'Agire il cambiamento: il ruolo dell’arte', Collezione Peggy Guggenheim, Ph. Arianna Ferraretto
Qual è il ruolo dell’arte nel promuovere il cambiamento e favorire una riflessione sulle sfide globali? In che modo la riflessione su Arte, Natura, Tecnologia può aiutare a ripensare il nostro rapporto con il Contemporaneo?
Sono queste le domande che hanno spinto la Collezione Peggy Guggenheim di Venezia a dar vita al progetto Art 4 a Better Future, un’iniziativa articolata su tre incontri, di cui due aperti al pubblico, che metteranno in relazione sapere umanistico e sapere scientifico. Un’iniziativa che vede la collaborazione di due prestigiose realtà culturali e imprenditoriali, quali Università Ca’ Foscari Venezia con THE NEW INSTITUTE Centre for Environmental Humanities (NICHE), Ca’ Foscari Alumni, e CUOA Business School.
Gli incontri, pensati come panel di dialogo e scambio, vedranno coinvolti docenti universitari, ricercatori e ricercatrici, studiosi, ma anche manager, imprenditrici e imprenditori, invitati a portare il proprio punto di vista su diverse aree di intervento. Così è stato anche il primo appuntamento dal titolo Agire il cambiamento: il ruolo dell’arte, durante il quale sono intervenuti, tra gli altri, Karole P. B. Vail, Direttrice Collezione Peggy Guggenheim , Francesca Tarocco, Università Ca’ Foscari Venezia, Direttrice THE NEW INSTITUTE Centre for Environmental Humanities (NICHE), Cristina Baldacci, Università Ca’ Foscari Venezia, Dipartimento di Filosofia e Beni Culturali, THE NEW INSTITUTE Centre for Environmental Humanities (NICHE), nonché coordinatrice scientifica del progetto, Laura Onofri, Senior Consultant World Bank e Associate Partner Metroeconomica, Francesco Ferrara, Partner PwC Italia – ESG Leader.

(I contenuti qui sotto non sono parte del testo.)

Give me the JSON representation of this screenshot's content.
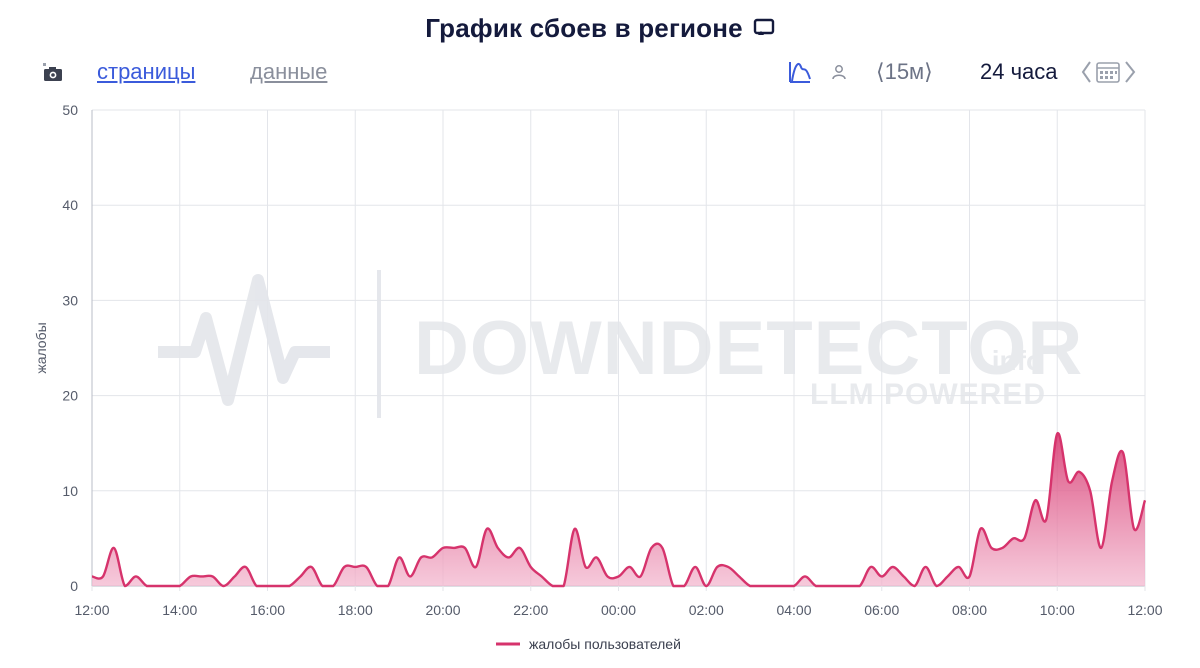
{
  "header": {
    "title": "График сбоев в регионе",
    "title_icon": "monitor-icon"
  },
  "toolbar": {
    "screenshot_icon": "camera-icon",
    "tab_pages": "страницы",
    "tab_data": "данные",
    "chart_mode_icon": "area-chart-icon",
    "user_icon": "user-icon",
    "interval_label": "⟨15м⟩",
    "range_label": "24 часа",
    "calendar_icon": "calendar-icon"
  },
  "watermark": {
    "brand": "DOWNDETECTOR",
    "suffix": ".info",
    "tagline": "LLM POWERED"
  },
  "colors": {
    "series": "#d6336c",
    "fill_top": "#d6336c",
    "fill_bottom": "#f3b8cf",
    "grid": "#e3e5ea",
    "accent": "#3b5bdb"
  },
  "chart_data": {
    "type": "area",
    "title": "График сбоев в регионе",
    "xlabel": "",
    "ylabel": "жалобы",
    "ylim": [
      0,
      50
    ],
    "yticks": [
      0,
      10,
      20,
      30,
      40,
      50
    ],
    "xlim_hours": [
      12,
      36
    ],
    "xticks": [
      "12:00",
      "14:00",
      "16:00",
      "18:00",
      "20:00",
      "22:00",
      "00:00",
      "02:00",
      "04:00",
      "06:00",
      "08:00",
      "10:00",
      "12:00"
    ],
    "grid": true,
    "legend_position": "bottom-center",
    "series": [
      {
        "name": "жалобы пользователей",
        "interval": "15m",
        "values": [
          1,
          1,
          4,
          0,
          1,
          0,
          0,
          0,
          0,
          1,
          1,
          1,
          0,
          1,
          2,
          0,
          0,
          0,
          0,
          1,
          2,
          0,
          0,
          2,
          2,
          2,
          0,
          0,
          3,
          1,
          3,
          3,
          4,
          4,
          4,
          2,
          6,
          4,
          3,
          4,
          2,
          1,
          0,
          0,
          6,
          2,
          3,
          1,
          1,
          2,
          1,
          4,
          4,
          0,
          0,
          2,
          0,
          2,
          2,
          1,
          0,
          0,
          0,
          0,
          0,
          1,
          0,
          0,
          0,
          0,
          0,
          2,
          1,
          2,
          1,
          0,
          2,
          0,
          1,
          2,
          1,
          6,
          4,
          4,
          5,
          5,
          9,
          7,
          16,
          11,
          12,
          10,
          4,
          11,
          14,
          6,
          9
        ]
      }
    ]
  },
  "legend": {
    "series_label": "жалобы пользователей"
  }
}
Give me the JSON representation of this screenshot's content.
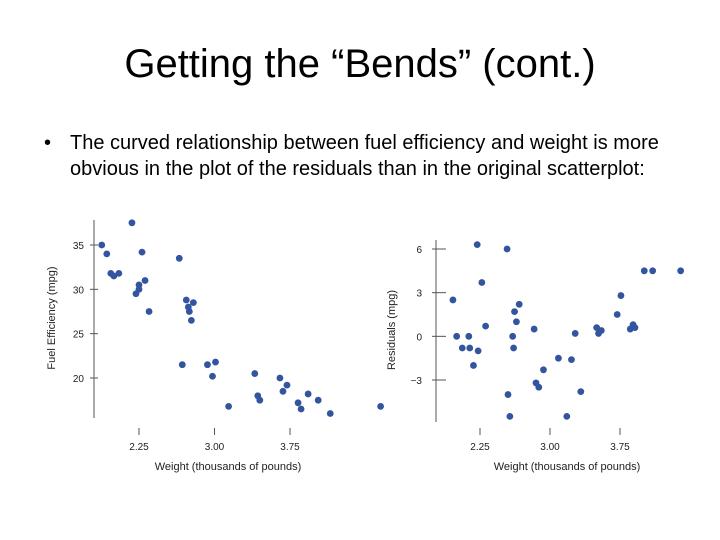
{
  "slide": {
    "title": "Getting the “Bends” (cont.)",
    "bullet_symbol": "•",
    "bullet_text": "The curved relationship between fuel efficiency and weight is more obvious in the plot of the residuals than in the original scatterplot:"
  },
  "colors": {
    "point": "#3355a0",
    "axis": "#555555"
  },
  "chart_data": [
    {
      "type": "scatter",
      "title": "",
      "xlabel": "Weight (thousands of pounds)",
      "ylabel": "Fuel Efficiency (mpg)",
      "xlim": [
        1.8,
        4.7
      ],
      "ylim": [
        15,
        37.5
      ],
      "xticks": [
        2.25,
        3.0,
        3.75
      ],
      "xtick_labels": [
        "2.25",
        "3.00",
        "3.75"
      ],
      "yticks": [
        20,
        25,
        30,
        35
      ],
      "ytick_labels": [
        "20",
        "25",
        "30",
        "35"
      ],
      "x": [
        1.88,
        1.93,
        1.97,
        2.0,
        2.05,
        2.18,
        2.22,
        2.25,
        2.25,
        2.28,
        2.31,
        2.35,
        2.65,
        2.68,
        2.72,
        2.74,
        2.75,
        2.77,
        2.79,
        2.93,
        2.98,
        3.01,
        3.14,
        3.4,
        3.43,
        3.45,
        3.65,
        3.68,
        3.72,
        3.83,
        3.86,
        3.93,
        4.03,
        4.15,
        4.65
      ],
      "y": [
        35.0,
        34.0,
        31.8,
        31.5,
        31.8,
        37.5,
        29.5,
        30.0,
        30.5,
        34.2,
        31.0,
        27.5,
        33.5,
        21.5,
        28.8,
        28.0,
        27.5,
        26.5,
        28.5,
        21.5,
        20.2,
        21.8,
        16.8,
        20.5,
        18.0,
        17.5,
        20.0,
        18.5,
        19.2,
        17.2,
        16.5,
        18.2,
        17.5,
        16.0,
        16.8
      ]
    },
    {
      "type": "scatter",
      "title": "",
      "xlabel": "Weight (thousands of pounds)",
      "ylabel": "Residuals (mpg)",
      "xlim": [
        1.8,
        4.7
      ],
      "ylim": [
        -7,
        7
      ],
      "xticks": [
        2.25,
        3.0,
        3.75
      ],
      "xtick_labels": [
        "2.25",
        "3.00",
        "3.75"
      ],
      "yticks": [
        -3,
        0,
        3,
        6
      ],
      "ytick_labels": [
        "−3",
        "0",
        "3",
        "6"
      ],
      "x": [
        1.96,
        2.0,
        2.06,
        2.13,
        2.14,
        2.18,
        2.22,
        2.23,
        2.27,
        2.31,
        2.54,
        2.55,
        2.57,
        2.6,
        2.61,
        2.62,
        2.64,
        2.67,
        2.83,
        2.85,
        2.88,
        2.93,
        3.09,
        3.18,
        3.23,
        3.27,
        3.33,
        3.5,
        3.52,
        3.55,
        3.72,
        3.76,
        3.86,
        3.89,
        3.91,
        4.01,
        4.1,
        4.4
      ],
      "y": [
        2.5,
        0.0,
        -0.8,
        0.0,
        -0.8,
        -2.0,
        6.3,
        -1.0,
        3.7,
        0.7,
        6.0,
        -4.0,
        -5.5,
        0.0,
        -0.8,
        1.7,
        1.0,
        2.2,
        0.5,
        -3.2,
        -3.5,
        -2.3,
        -1.5,
        -5.5,
        -1.6,
        0.2,
        -3.8,
        0.6,
        0.2,
        0.4,
        1.5,
        2.8,
        0.5,
        0.8,
        0.6,
        4.5,
        4.5,
        4.5
      ]
    }
  ]
}
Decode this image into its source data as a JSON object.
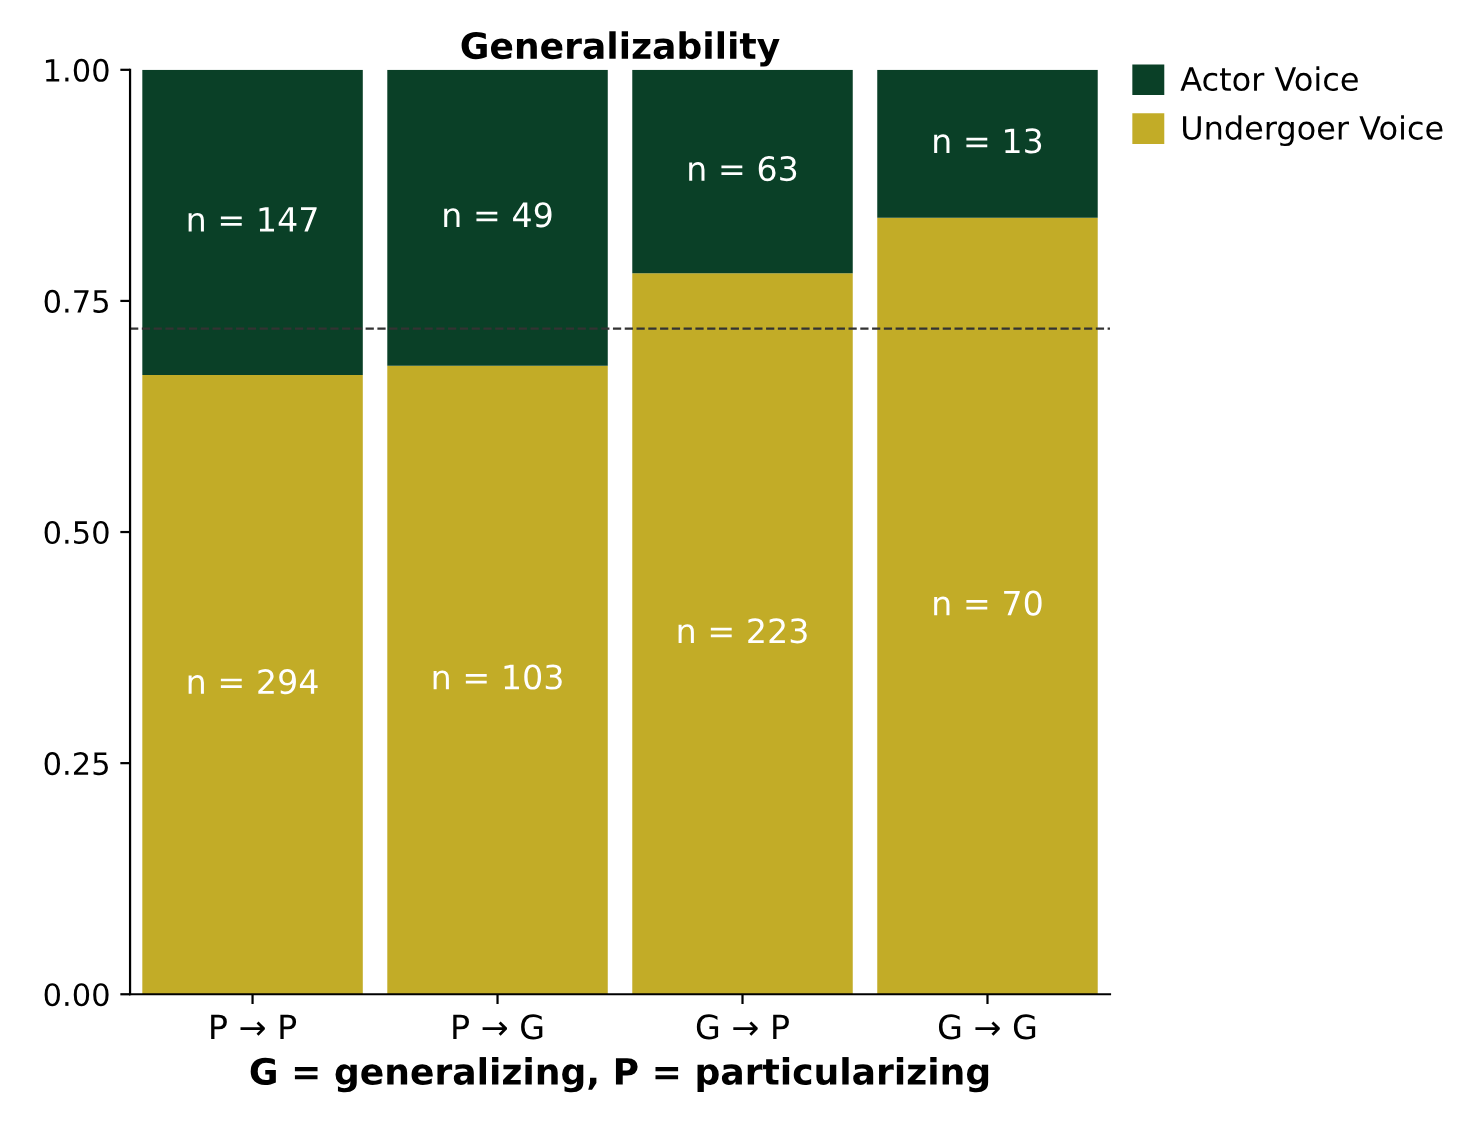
{
  "chart_data": {
    "type": "bar",
    "title": "Generalizability",
    "xlabel": "G = generalizing, P = particularizing",
    "categories": [
      "P → P",
      "P → G",
      "G → P",
      "G → G"
    ],
    "stacked": true,
    "series": [
      {
        "name": "Undergoer Voice",
        "color": "#c2ac27",
        "values": [
          0.67,
          0.68,
          0.78,
          0.84
        ]
      },
      {
        "name": "Actor Voice",
        "color": "#0a4027",
        "values": [
          0.33,
          0.32,
          0.22,
          0.16
        ]
      }
    ],
    "annotations": [
      "n = 294",
      "n = 103",
      "n = 223",
      "n = 70",
      "n = 147",
      "n = 49",
      "n = 63",
      "n = 13"
    ],
    "ylim": [
      0,
      1
    ],
    "yticks": [
      {
        "value": 0,
        "label": "0.00"
      },
      {
        "value": 0.25,
        "label": "0.25"
      },
      {
        "value": 0.5,
        "label": "0.50"
      },
      {
        "value": 0.75,
        "label": "0.75"
      },
      {
        "value": 1,
        "label": "1.00"
      }
    ],
    "ref_lines": [
      {
        "axis": "y",
        "value": 0.72,
        "color": "#333333",
        "line_style": "dashed"
      }
    ],
    "legend": "top right",
    "grid": false
  }
}
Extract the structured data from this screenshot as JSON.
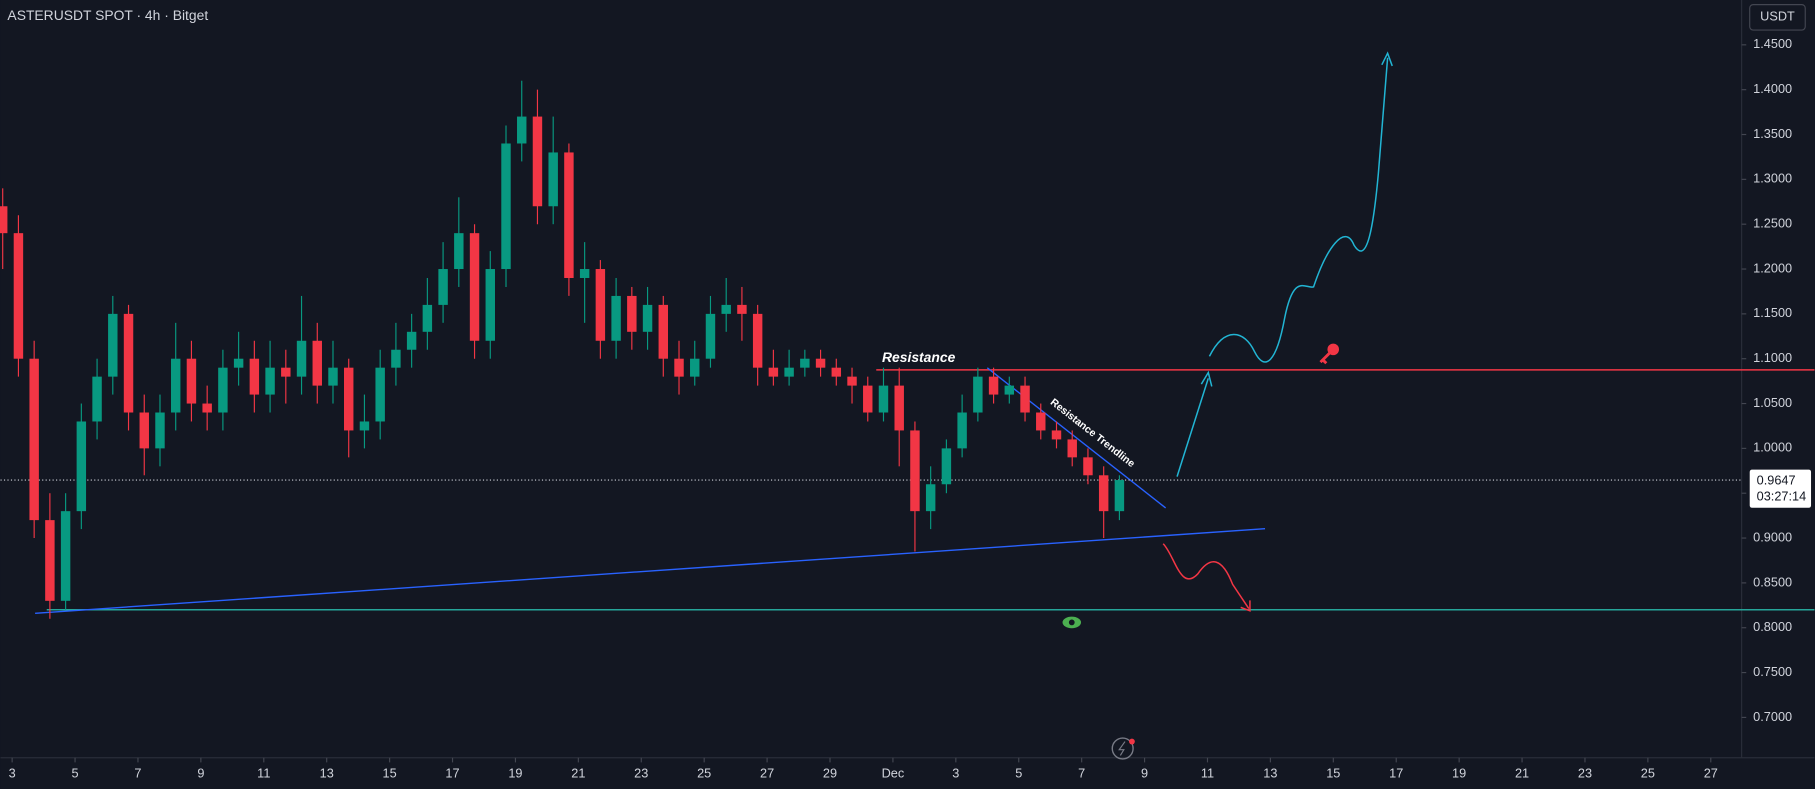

Il museo diventa così un ruolo di sperimentazione, aprendosi ad un dialogo transdisciplinare e promuovendo una partecipazione attiva sul dibattito sulle sfide sociali e ambientali chiedendosi: cosa può fare l’arte per prendersi cura dell’ambiente?
Nel corso del primo incontro, Cristina Baldacci, Professoressa Associata di Storia dell’Arte Contemporanea all’Università Ca’ Foscari Venezia risponde a questa domanda parlando della figura degli eco artisti. Quali sono i loro compiti? Criticare e denunciare, prendendosi cura in questo modo del patrimonio, volgendo il loro sguardo non solo al passato ma soprattutto al futuro. Gli artisti hanno la possibilità di ri-immaginare e ri-disegnare il mondo dando vita ad un processo con cui si può arrivare a costruire un futuro rimodellando il mondo attuale, spiega la Professoressa Baldacci.
Ecco che i saperi umanistici, scientifici e aziendali si intrecciano quando si parla di sostenibilità, dove l’impatto ambientale si misura anche a livello monetario.
Laura Onofri, economista ambientale, facendo il punto sul termine sostenibilità sottolinea infatti come i 3 grandi pilastri di questo concetto siano quello economico, sociale e ambientale, invitando le istituzioni di qualsiasi tipo di valutare questi tre tipi di impatti differenti sull’ambiente come punto di partenza per il cambiamento.
Un primo incontro ricco di spunti al quale seguirà, venerdì 29 settembre, presso Università Ca’ Foscari, Venezia, Prendersi cura: verso un’ecologia della cultura (tra arte, scienza e tecnologia), incontro aperto su iscrizione, che vedrà tra i relatori Costanza Miliani, Direttrice dell’Istituto di Scienze del Patrimonio Culturale del CNR, Luciano Pensabene Buemi, Conservator Collezione Peggy Guggenheim, l’artista Giorgio Andreotta Calò, Luca Cosentino, co-fondatore di wetlands.
La rassegna si chiude venerdì 17 novembre, presso la sede di CUOA Business School, ad Altavilla Vicentina, con Immaginare futuri possibili: nuovi paradigmi, incontro aperto, su iscrizione, a cui prenderanno parte, tra gli altri, Antonio Calabrò, Head of Institutional Affairs, Senior Advisor Culture Pirelli Spa, Walter Bertin, Founder e CEO Labomar, e Matteo Faggin, General Manager SMACT Competence Center.